Lately I’ve been having a lot of sleep and exhaustion issues. It all started when I decided to focus on shifting my sleep scheduled to an earlier bedtime (between 10 and 12).
I’m not entirely sure why, but when I went to bed early, I ended up sleeping only a few hours (anywhere from 3-5) and then waking up, unable to get back to sleep. I would simply get up since I don’t like lying around in bed like that.
Then I’d feel tired during the day and go to bed way too early. But again, I’d only sleep a few hours and get up, this time much too early.
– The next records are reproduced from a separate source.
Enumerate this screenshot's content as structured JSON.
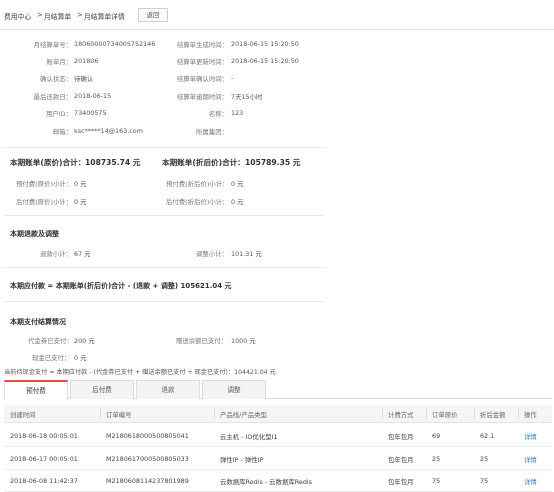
{
  "breadcrumb": {
    "home": "费用中心",
    "sep": ">",
    "level2": "月结算单",
    "level3": "月结算单详情"
  },
  "back_label": "返回",
  "info": {
    "bill_no_label": "月结算单号：",
    "bill_no": "18060000734005752146",
    "gen_time_label": "结算单生成时间：",
    "gen_time": "2018-06-15 15:20:50",
    "period_label": "账单月：",
    "period": "201806",
    "update_time_label": "结算单更新时间：",
    "update_time": "2018-06-15 15:20:50",
    "confirm_status_label": "确认状态：",
    "confirm_status": "待确认",
    "confirm_time_label": "结算单确认时间：",
    "confirm_time": "-",
    "due_date_label": "最后还款日：",
    "due_date": "2018-06-15",
    "overdue_label": "结算单逾期时间：",
    "overdue": "7天15小时",
    "user_id_label": "用户ID：",
    "user_id": "73400575",
    "name_label": "名称：",
    "name": "123",
    "email_label": "邮箱：",
    "email": "ksc*****14@163.com",
    "group_label": "所属集团：",
    "group": ""
  },
  "bill": {
    "orig_label": "本期账单(原价)合计：",
    "orig_value": "108735.74 元",
    "disc_label": "本期账单(折后价)合计：",
    "disc_value": "105789.35 元",
    "prepaid_orig_label": "预付费(原价)小计：",
    "prepaid_orig": "0 元",
    "prepaid_disc_label": "预付费(折后价)小计：",
    "prepaid_disc": "0 元",
    "postpaid_orig_label": "后付费(原价)小计：",
    "postpaid_orig": "0 元",
    "postpaid_disc_label": "后付费(折后价)小计：",
    "postpaid_disc": "0 元"
  },
  "refund": {
    "title": "本期退款及调整",
    "refund_label": "退款小计：",
    "refund_value": "67 元",
    "adjust_label": "调整小计：",
    "adjust_value": "101.31 元"
  },
  "payable": {
    "text": "本期应付款 = 本期账单(折后价)合计 - (退款 + 调整) 105621.04 元"
  },
  "settle": {
    "title": "本期支付结算情况",
    "voucher_label": "代金券已支付：",
    "voucher_value": "200 元",
    "gift_label": "赠送余额已支付：",
    "gift_value": "1000 元",
    "cash_label": "现金已支付：",
    "cash_value": "0 元",
    "formula": "当前待现金支付 = 本期应付款 - (代金券已支付 + 赠送余额已支付 + 现金已支付)：104421.04 元"
  },
  "tabs": [
    "预付费",
    "后付费",
    "退款",
    "调整"
  ],
  "table": {
    "headers": [
      "创建时间",
      "订单编号",
      "产品线/产品类型",
      "计费方式",
      "订单原价",
      "折后金额",
      "操作"
    ],
    "rows": [
      [
        "2018-06-18 00:05:01",
        "M2180618000500805041",
        "云主机 - IO优化型I1",
        "包年包月",
        "69",
        "62.1",
        "详情"
      ],
      [
        "2018-06-17 00:05:01",
        "M2180617000500805033",
        "弹性IP - 弹性IP",
        "包年包月",
        "25",
        "25",
        "详情"
      ],
      [
        "2018-06-08 11:42:37",
        "M2180608114237801989",
        "云数据库Redis - 云数据库Redis",
        "包年包月",
        "75",
        "75",
        "详情"
      ]
    ]
  },
  "colors": {
    "accent": "#e74c3c",
    "link": "#2b84d6"
  }
}
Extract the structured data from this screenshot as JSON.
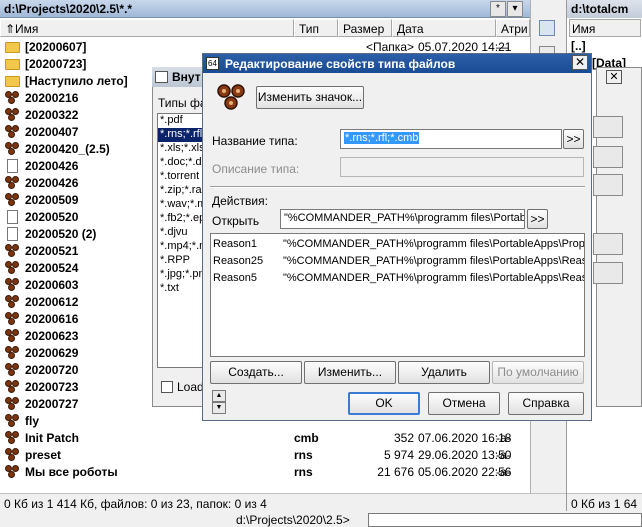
{
  "left_panel": {
    "path": "d:\\Projects\\2020\\2.5\\*.*",
    "path_buttons": [
      "*",
      "▾"
    ],
    "columns": {
      "name": "⇑Имя",
      "ext": "Тип",
      "size": "Размер",
      "date": "Дата",
      "attr": "Атри"
    },
    "files": [
      {
        "icon": "folder",
        "name": "[20200607]",
        "ext": "",
        "size": "<Папка>",
        "date": "05.07.2020 14:21",
        "attr": "—"
      },
      {
        "icon": "folder",
        "name": "[20200723]",
        "ext": "",
        "size": "",
        "date": "",
        "attr": ""
      },
      {
        "icon": "folder",
        "name": "[Наступило лето]",
        "ext": "",
        "size": "",
        "date": "",
        "attr": ""
      },
      {
        "icon": "reason",
        "name": "20200216",
        "ext": "",
        "size": "",
        "date": "",
        "attr": ""
      },
      {
        "icon": "reason",
        "name": "20200322",
        "ext": "",
        "size": "",
        "date": "",
        "attr": ""
      },
      {
        "icon": "reason",
        "name": "20200407",
        "ext": "",
        "size": "",
        "date": "",
        "attr": ""
      },
      {
        "icon": "reason",
        "name": "20200420_(2.5)",
        "ext": "",
        "size": "",
        "date": "",
        "attr": ""
      },
      {
        "icon": "doc",
        "name": "20200426",
        "ext": "",
        "size": "",
        "date": "",
        "attr": ""
      },
      {
        "icon": "reason",
        "name": "20200426",
        "ext": "",
        "size": "",
        "date": "",
        "attr": ""
      },
      {
        "icon": "reason",
        "name": "20200509",
        "ext": "",
        "size": "",
        "date": "",
        "attr": ""
      },
      {
        "icon": "doc",
        "name": "20200520",
        "ext": "",
        "size": "",
        "date": "",
        "attr": ""
      },
      {
        "icon": "doc",
        "name": "20200520 (2)",
        "ext": "",
        "size": "",
        "date": "",
        "attr": ""
      },
      {
        "icon": "reason",
        "name": "20200521",
        "ext": "",
        "size": "",
        "date": "",
        "attr": ""
      },
      {
        "icon": "reason",
        "name": "20200524",
        "ext": "",
        "size": "",
        "date": "",
        "attr": ""
      },
      {
        "icon": "reason",
        "name": "20200603",
        "ext": "",
        "size": "",
        "date": "",
        "attr": ""
      },
      {
        "icon": "reason",
        "name": "20200612",
        "ext": "",
        "size": "",
        "date": "",
        "attr": ""
      },
      {
        "icon": "reason",
        "name": "20200616",
        "ext": "",
        "size": "",
        "date": "",
        "attr": ""
      },
      {
        "icon": "reason",
        "name": "20200623",
        "ext": "",
        "size": "",
        "date": "",
        "attr": ""
      },
      {
        "icon": "reason",
        "name": "20200629",
        "ext": "",
        "size": "",
        "date": "",
        "attr": ""
      },
      {
        "icon": "reason",
        "name": "20200720",
        "ext": "",
        "size": "",
        "date": "",
        "attr": ""
      },
      {
        "icon": "reason",
        "name": "20200723",
        "ext": "",
        "size": "",
        "date": "",
        "attr": ""
      },
      {
        "icon": "reason",
        "name": "20200727",
        "ext": "",
        "size": "",
        "date": "",
        "attr": ""
      },
      {
        "icon": "reason",
        "name": "fly",
        "ext": "",
        "size": "",
        "date": "",
        "attr": ""
      },
      {
        "icon": "reason",
        "name": "Init Patch",
        "ext": "cmb",
        "size": "352",
        "date": "07.06.2020 16:18",
        "attr": "-a-"
      },
      {
        "icon": "reason",
        "name": "preset",
        "ext": "rns",
        "size": "5 974",
        "date": "29.06.2020 13:50",
        "attr": "-a-"
      },
      {
        "icon": "reason",
        "name": "Мы все роботы",
        "ext": "rns",
        "size": "21 676",
        "date": "05.06.2020 22:56",
        "attr": "-a-"
      }
    ],
    "status": "0 Кб из 1 414 Кб, файлов: 0 из 23, папок: 0 из 4"
  },
  "right_panel": {
    "path": "d:\\totalcm",
    "star": "*",
    "column_name": "Имя",
    "row1": "[..]",
    "row2": "[Data]",
    "status": "0 Кб из 1 64"
  },
  "command_line": {
    "label": "d:\\Projects\\2020\\2.5>",
    "value": ""
  },
  "bg_dialog": {
    "title": "Внут",
    "list_label": "Типы фа",
    "types": [
      "*.pdf",
      "*.rns;*.rfl;",
      "*.xls;*.xlsx",
      "*.doc;*.do",
      "*.torrent",
      "*.zip;*.rar",
      "*.wav;*.m",
      "*.fb2;*.ep",
      "*.djvu",
      "*.mp4;*.m",
      "*.RPP",
      "*.jpg;*.pn",
      "*.txt"
    ],
    "selected_index": 1,
    "checkbox_label": "Load"
  },
  "dialog": {
    "title": "Редактирование свойств типа файлов",
    "change_icon_button": "Изменить значок...",
    "type_name_label": "Название типа:",
    "type_name_value": "*.rns;*.rfl;*.cmb",
    "desc_label": "Описание типа:",
    "actions_label": "Действия:",
    "open_label": "Открыть",
    "open_value": "\"%COMMANDER_PATH%\\programm files\\Portable",
    "expand_button": ">>",
    "actions": [
      {
        "name": "Reason1",
        "cmd": "\"%COMMANDER_PATH%\\programm files\\PortableApps\\Propel"
      },
      {
        "name": "Reason25",
        "cmd": "\"%COMMANDER_PATH%\\programm files\\PortableApps\\Reaso"
      },
      {
        "name": "Reason5",
        "cmd": "\"%COMMANDER_PATH%\\programm files\\PortableApps\\Reaso"
      }
    ],
    "buttons": {
      "create": "Создать...",
      "edit": "Изменить...",
      "delete": "Удалить",
      "default": "По умолчанию",
      "ok": "OK",
      "cancel": "Отмена",
      "help": "Справка"
    },
    "title_color": "#1a4c96",
    "selection_color": "#3399ff"
  }
}
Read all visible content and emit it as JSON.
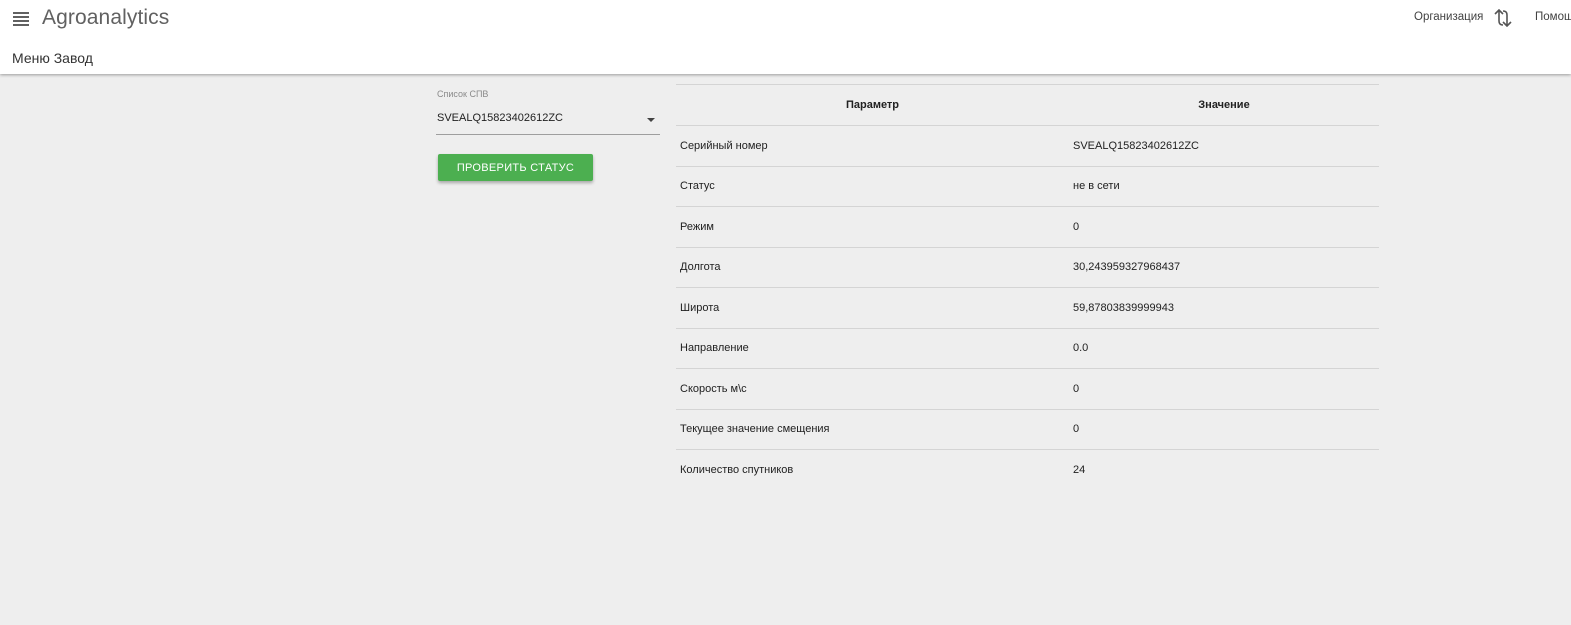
{
  "header": {
    "app_title": "Agroanalytics",
    "subnav_label": "Меню Завод",
    "organization_label": "Организация",
    "help_label": "Помощь"
  },
  "form": {
    "select_label": "Список СПВ",
    "select_value": "SVEALQ15823402612ZC",
    "check_button_label": "ПРОВЕРИТЬ СТАТУС"
  },
  "table": {
    "headers": [
      "Параметр",
      "Значение"
    ],
    "rows": [
      {
        "param": "Серийный номер",
        "value": "SVEALQ15823402612ZC"
      },
      {
        "param": "Статус",
        "value": "не в сети"
      },
      {
        "param": "Режим",
        "value": "0"
      },
      {
        "param": "Долгота",
        "value": "30,243959327968437"
      },
      {
        "param": "Широта",
        "value": "59,87803839999943"
      },
      {
        "param": "Направление",
        "value": "0.0"
      },
      {
        "param": "Скорость м\\с",
        "value": "0"
      },
      {
        "param": "Текущее значение смещения",
        "value": "0"
      },
      {
        "param": "Количество спутников",
        "value": "24"
      }
    ]
  },
  "colors": {
    "accent_button": "#4caf50",
    "background": "#eeeeee"
  },
  "icons": {
    "menu": "hamburger-menu-icon",
    "swap": "swap-arrows-icon",
    "dropdown": "caret-down-icon"
  }
}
There are certain things I like to do first thing when I get up (such as exercise and house chores) and I can’t do those when it’s still dark and husband is still sleeping. The problem with pushing those things off until later is because my self-discipline is very, very bad and I’ll usually end up not doing those things at all if I don’t do them first thing.
I also don’t like feeling so exhausted during the day. I don’t know why I can’t sleep longer, and even the hours I do sleep are restless and not very deep.
When I try to get work done during the day, I’m so tired that it’s hard for me to focus on my writing. I think the exhaustion is also causing my IBS to flare up a bit, and the discomfort and pain also distracts me from focusing on work.
So I haven’t gotten much writing done this past week, which is very frustrating to me when I’ve been trying really hard to get on a better sleep schedule so that I could get more writing done!
Today is Sunday, and I was recently reading the Creation story in Genesis about God creating the world and then resting. I know the psychological reasons why we need to rest, but the way my brain is wired, I have a tendency to want to keep working. Partly this is because of momentum—I’ve been working every day for 6 days so I want to keep working because it takes so much effort for me just to get started going in the first place. Also, if I haven’t gotten much work done during the week (like this past week), then I want to keep working to make up for it somehow.
But I will force my brain to shift gears and take a break. I know that if I look at the bigger picture rather than my immediate feelings of impatience and frustration, it will be much better for me to rest rather than trying to push myself. My body and brain probably needs the extra relaxation time, especially because I haven’t been sleeping well. I don’t know if the extra rest will help my sleeping schedule get back to normal, but I’m hoping it might.
Also, the fact that the Bible calls the Sabbath “holy” makes me feel a bit more reverence for it. Even if I don’t completely understand why it’s holy, I know that God must have a reason for it that I don’t see.
As for my exhaustion, please pray I can get better sleep and that my schedule evens out.